I had to give an ode to this film upon seeing it for the first time within that touted third dimension -- with those eye-deteriorating paper 3-D glasses no less. It was a viewing filled with laughter, headaches and tears -- mostly from the paper 3-D glasses. But something is still so very special about these films for just how worthless they are. You go in expecting dead teenagers and you leave sa-tis-fied. And 3-D is a tried and true gimmick that I've felt could be exploited brilliantly by filmmakers interested in showing great depth of field. Imagine the long tracking shots in a film by Gus Van Sant or Paul Thomas Anderson, or through the windows and colors of Wong Kar Wai. Even inessential films like this or My Bloody Valentine 3-D gain some interest in the way that inessential moments look surprisingly roomy, visually speaking. Even without 3-D a bad movie seems somehow knowingly so. Objects are thrust at the camera with reckless abandon. Watch out for that child's baseball bat! Venomous snakes! Flying arrows! Hippies! If Friday the 13th Part 3 passes you the joint, you take it.

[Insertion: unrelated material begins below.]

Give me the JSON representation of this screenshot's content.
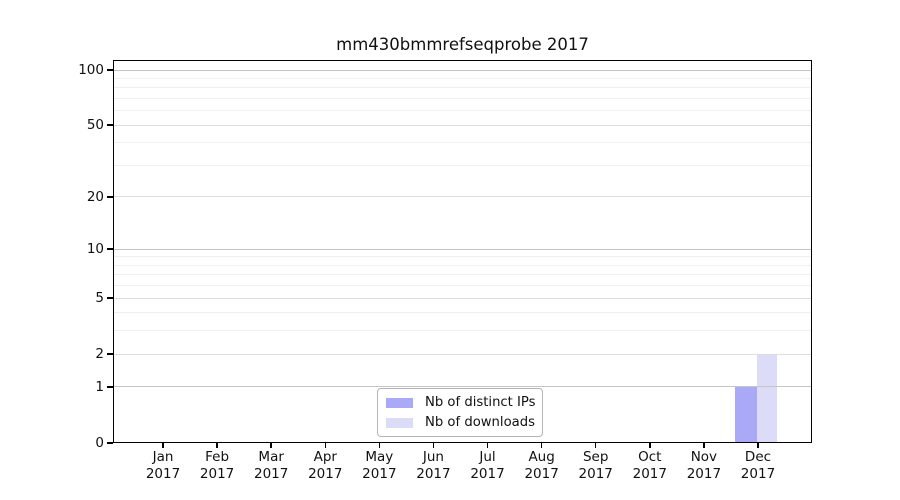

At this time Jason Voorheas wasn't even the homicidal horror icon or backwoods-rotted-muscle-man that he is today. Jason was just starting out; defining his look and methods for splatter. As far as we knew he was just a little mama's boy who drowned in a lake, revived from the dead only to see his avenging mother beheaded, and returned solemnly to his cabin in the woods. Props to his memorial ode to Mom being that of her severed head as home decor. Thoughtful, bold... loving. He seemed so modest and wholesome with a bag over his face. Part 3 is NOT the series' highpoint, but by god is it NOT the series' lowpoint. What it lacks in inspiration and worthwhile characters, it all but surpasses in those singular moments lost to the eighties -- like a "previously on Friday the 13th" intro, convenience store biker gangs, and a scary soundtrack that will make you want to step out on the floor and dance!
It was an innocent time to be a franchise serial killer. Torture porn would seem so tedious to a killer like Jason - who offs kids with the same passion he gives to doing laundry (which he ironically neglects in pursuit of offing kids). It's work as usual 'round these parts. He knows this campground like the back of his rotted hand, and he certainly knows there's no dearth of stupid, horny youth.
Chris: Sex, sex, sex. You guys are getting boring, you know that?
Andy: What would a weekend in the country be without sex?
Pregnant Friend #1: Cool it Andy.
Andy: I didn't mean it that way.
This most recent batch of hormones is young, fresh, and lacking in personality. Our final girl, Chris, is dreadfully boring, but she's... pretty. Sure, she's a prude and would rather unpack than skinny dip with her pals, but she has her reasons. After running away from a family feud at this lakeside cabin two years prior, Chris was attacked by a "hideous looking man!" Inexplicably Jason chose not to kill Chris, instead returning her safely to her cabin bed. (Still so wholesome he was...) The attack has left her wounded and scarred, yet Chris's somehow surprised at feeling uncomfortable upon returning to this very same locale just to fuck and party with friends. Reason enough so that she can tease her beefcake boyfriend, and be distracted from her non-descript pregnant friends, stoners, and your standard doom-and-gloom country bumpkin...
Stock characters seems too complimentary a description. It's at this point in the series where the formula was solidified and the audience would identify more with Jason than his disposable income of hapless youth. Jason's most notable quality in this sequel is the first appearance of THE hockey mask that would ultimately define him. Unfortunately he has to give credit to the film's most grating creation, Shelley, for leaving this new look behind. Shelley is the resident prankster, but for all that fun he seems to be having, he's a total downer. ("Would you be yourself if you looked like this?") A frizzy-haired sad clown with an inevitable end... Whether that makes you cry or laugh, it's probably just those paper 3-D glasses.
Director Steve Miner has a long history with horror, having worked on the sets of The Last House on the Left and the original Friday. He then took the reigns on the second and third in this series, as well as the seventh outing for Michael Myers, Halloween: H20. If this entry seems at all uninspired, it's also a marvel of how streamlined these films had become at this stage. In due time Jason would have his Final Chapter, only to return for a tour of Manhattan and the outer realms of space. Friday Part 3 is the modest side of that spectrum. Its pleasures come in those "death by handstand" moments, the careless T&A, and extreme yo-yo action. And if that ending seems at all familiar, its just been "borrowed" from Friday the 13th Part 1 - alongside other needless aspects such as setting and plot. Friday Part 3 looks a lot better in that third dimension, seeing as any lack of depth is fully exploited and thrust into the audiences' faces. Jason's dead in a whole new dimension... Let's disco.